A common question we get is “what is the best toothpaste?”. My usual answer is “that depends on what you want it to do!”. When I was in college my dentist told me toothpaste was just soap. I quit using it for a while. But I changed my mind and started using it again. Toothpaste is a key part of our daily routine. Along with your toothbrush and floss it helps to clean your teeth and gums. But all are not all the same.
My second answer is to use whatever you like the taste of. I grew up with one major brand. I like the taste of it. Probably because that is what I was used to. Another brand gives us more free samples nowadays, so now I usually take that home. But I don’t like the taste of it, to the extent that I avoid using it. It makes my mouth burn.
Then there are the toothpastes that claim to do something extra for you. And they usually do. But there are usually some side effects.
Whitening toothpastes usually do make your teeth whiter than they would be if you did not use them. All teeth darken over time, so you may not see them get whiter, but they may not darken as fast, and so it would have been worse. To really lighten your teeth, we do offer bleaching, which usually makes a big difference.
But, the whitening ingredient is usually hydrogen peroxide, and will make you teeth more sensitive to cold. For most people that is not a big deal, but if you already have teeth sensitive to cold, it may be noticeably more sensitive.

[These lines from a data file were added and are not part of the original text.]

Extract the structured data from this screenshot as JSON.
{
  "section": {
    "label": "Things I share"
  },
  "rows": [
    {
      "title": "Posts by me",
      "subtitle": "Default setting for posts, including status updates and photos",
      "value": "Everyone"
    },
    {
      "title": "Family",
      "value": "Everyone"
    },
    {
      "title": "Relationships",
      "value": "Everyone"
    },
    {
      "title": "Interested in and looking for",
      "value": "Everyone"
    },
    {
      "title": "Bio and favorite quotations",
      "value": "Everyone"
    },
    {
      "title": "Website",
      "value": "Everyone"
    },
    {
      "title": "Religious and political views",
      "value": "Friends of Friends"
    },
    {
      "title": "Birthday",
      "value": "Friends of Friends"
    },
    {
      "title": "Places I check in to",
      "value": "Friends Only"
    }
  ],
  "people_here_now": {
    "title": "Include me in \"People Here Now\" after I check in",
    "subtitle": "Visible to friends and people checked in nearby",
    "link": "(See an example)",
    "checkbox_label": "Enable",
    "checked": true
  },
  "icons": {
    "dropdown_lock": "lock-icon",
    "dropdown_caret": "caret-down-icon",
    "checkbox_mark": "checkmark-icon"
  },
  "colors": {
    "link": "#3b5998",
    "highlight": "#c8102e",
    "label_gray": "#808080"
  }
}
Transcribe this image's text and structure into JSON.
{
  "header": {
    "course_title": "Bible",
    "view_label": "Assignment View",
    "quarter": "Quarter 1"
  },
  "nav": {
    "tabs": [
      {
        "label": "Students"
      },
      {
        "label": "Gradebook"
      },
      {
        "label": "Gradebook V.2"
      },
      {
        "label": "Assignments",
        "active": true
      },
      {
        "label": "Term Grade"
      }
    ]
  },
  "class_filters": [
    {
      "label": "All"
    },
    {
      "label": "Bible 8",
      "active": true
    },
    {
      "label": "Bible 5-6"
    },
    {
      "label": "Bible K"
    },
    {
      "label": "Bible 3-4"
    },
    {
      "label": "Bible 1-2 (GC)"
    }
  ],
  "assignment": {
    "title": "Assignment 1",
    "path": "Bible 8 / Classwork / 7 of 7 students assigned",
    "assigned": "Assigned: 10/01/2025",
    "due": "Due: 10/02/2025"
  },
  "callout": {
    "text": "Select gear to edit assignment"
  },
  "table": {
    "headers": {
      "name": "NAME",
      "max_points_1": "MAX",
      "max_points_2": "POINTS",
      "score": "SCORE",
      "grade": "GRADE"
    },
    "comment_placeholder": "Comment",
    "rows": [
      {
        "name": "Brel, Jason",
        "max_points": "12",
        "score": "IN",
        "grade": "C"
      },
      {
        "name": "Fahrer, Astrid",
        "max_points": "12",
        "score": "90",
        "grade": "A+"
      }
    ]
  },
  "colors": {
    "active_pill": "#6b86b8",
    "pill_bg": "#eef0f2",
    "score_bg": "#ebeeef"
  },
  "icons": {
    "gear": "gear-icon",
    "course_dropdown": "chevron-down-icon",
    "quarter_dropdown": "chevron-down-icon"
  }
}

The same goes for tartar control toothpaste. It does help the calculus to not build up as fast. But it also makes teeth more sensitive to cold.

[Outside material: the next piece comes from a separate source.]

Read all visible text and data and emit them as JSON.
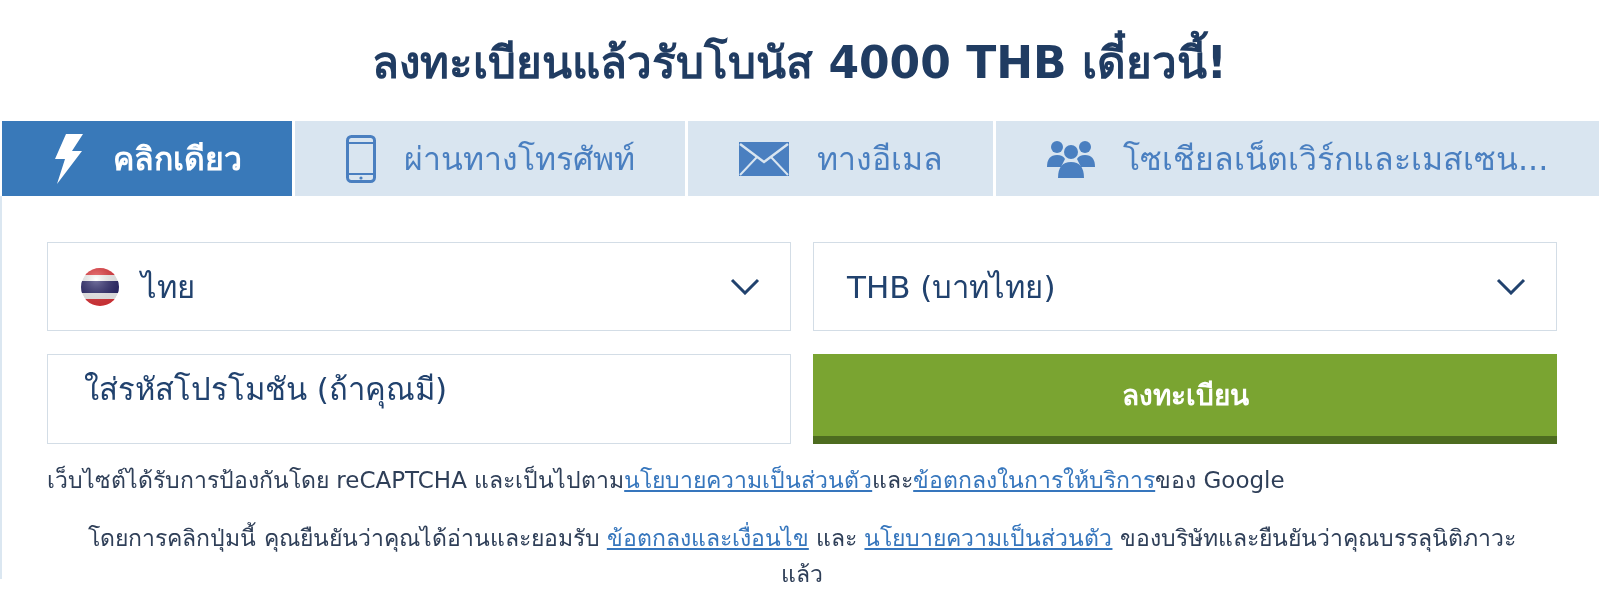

Some patients have sensitive mucosa. The epithelium in your mouth sometimes gets sores due to some ingredients in toothpastes. Sodium Lauryl Sulfate is used to help toothpaste foam. But in some people it gives them apthous ulcers on the skin in their mouth. These canker sores last about two weeks and can be very sore. So sore they make people think they are getting an abscessed tooth they hurt so badly. But once they heal and go away, then the toothache goes away, too.
There are toothpastes that are designed to make teeth less sensitive to cold. And they usually work quite well. They may take 2-4 weeks to work. But I recommend these almost daily.

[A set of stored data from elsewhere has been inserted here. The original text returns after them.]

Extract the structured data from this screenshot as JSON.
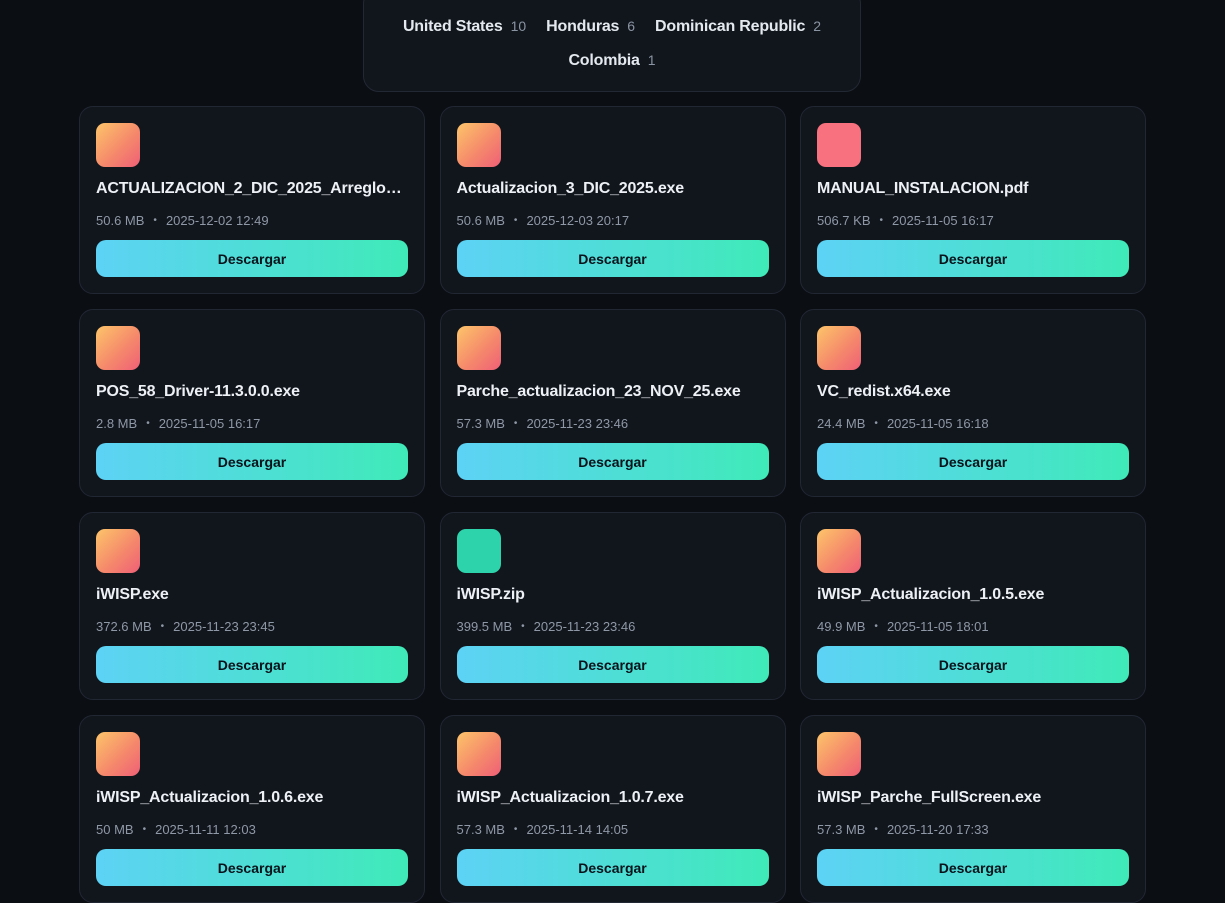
{
  "countries": [
    {
      "name": "United States",
      "count": "10"
    },
    {
      "name": "Honduras",
      "count": "6"
    },
    {
      "name": "Dominican Republic",
      "count": "2"
    },
    {
      "name": "Colombia",
      "count": "1"
    }
  ],
  "files": [
    {
      "name": "ACTUALIZACION_2_DIC_2025_Arreglo_...",
      "size": "50.6 MB",
      "date": "2025-12-02 12:49",
      "icon": "exe-file-icon",
      "button": "Descargar"
    },
    {
      "name": "Actualizacion_3_DIC_2025.exe",
      "size": "50.6 MB",
      "date": "2025-12-03 20:17",
      "icon": "exe-file-icon",
      "button": "Descargar"
    },
    {
      "name": "MANUAL_INSTALACION.pdf",
      "size": "506.7 KB",
      "date": "2025-11-05 16:17",
      "icon": "pdf-file-icon",
      "button": "Descargar"
    },
    {
      "name": "POS_58_Driver-11.3.0.0.exe",
      "size": "2.8 MB",
      "date": "2025-11-05 16:17",
      "icon": "exe-file-icon",
      "button": "Descargar"
    },
    {
      "name": "Parche_actualizacion_23_NOV_25.exe",
      "size": "57.3 MB",
      "date": "2025-11-23 23:46",
      "icon": "exe-file-icon",
      "button": "Descargar"
    },
    {
      "name": "VC_redist.x64.exe",
      "size": "24.4 MB",
      "date": "2025-11-05 16:18",
      "icon": "exe-file-icon",
      "button": "Descargar"
    },
    {
      "name": "iWISP.exe",
      "size": "372.6 MB",
      "date": "2025-11-23 23:45",
      "icon": "exe-file-icon",
      "button": "Descargar"
    },
    {
      "name": "iWISP.zip",
      "size": "399.5 MB",
      "date": "2025-11-23 23:46",
      "icon": "zip-file-icon",
      "button": "Descargar"
    },
    {
      "name": "iWISP_Actualizacion_1.0.5.exe",
      "size": "49.9 MB",
      "date": "2025-11-05 18:01",
      "icon": "exe-file-icon",
      "button": "Descargar"
    },
    {
      "name": "iWISP_Actualizacion_1.0.6.exe",
      "size": "50 MB",
      "date": "2025-11-11 12:03",
      "icon": "exe-file-icon",
      "button": "Descargar"
    },
    {
      "name": "iWISP_Actualizacion_1.0.7.exe",
      "size": "57.3 MB",
      "date": "2025-11-14 14:05",
      "icon": "exe-file-icon",
      "button": "Descargar"
    },
    {
      "name": "iWISP_Parche_FullScreen.exe",
      "size": "57.3 MB",
      "date": "2025-11-20 17:33",
      "icon": "exe-file-icon",
      "button": "Descargar"
    }
  ],
  "meta_separator": "•",
  "colors": {
    "background": "#0b0e13",
    "card": "#11151c",
    "button_start": "#5dd2f5",
    "button_end": "#3feab8",
    "pdf_icon": "#f8717e",
    "zip_icon": "#2dd4ab"
  }
}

Another good product are toothpastes for those with dry mouth. Sometimes for various reasons, usually some medical treatment, salivary glands just don’t produce as much saliva as they used to. These toothpastes coat the mouth and make it feel wetter.
The one important ingredient that I do tell patients to look for is fluoride. There is no question that fluoride will lessen the rate that teeth decay. I know there are those who are convinced that fluoride is poison. And that is their choice to not use it. But they will experience more cavities.
For those who have reached a point in their life where teeth are decaying rapidly, there is a prescription strength toothpaste that has a higher fluoride content than can be dispensed over the counter. It really helps cut down on the amount of decay we see.
So, my final word is: If you like your toothpaste, you can keep your toothpaste. But if you want to try something different, experiment and see what works for you. Again, though, if you don’t like the taste and you don’t use it because of the taste, it isn’t helping. Use something you like the taste of.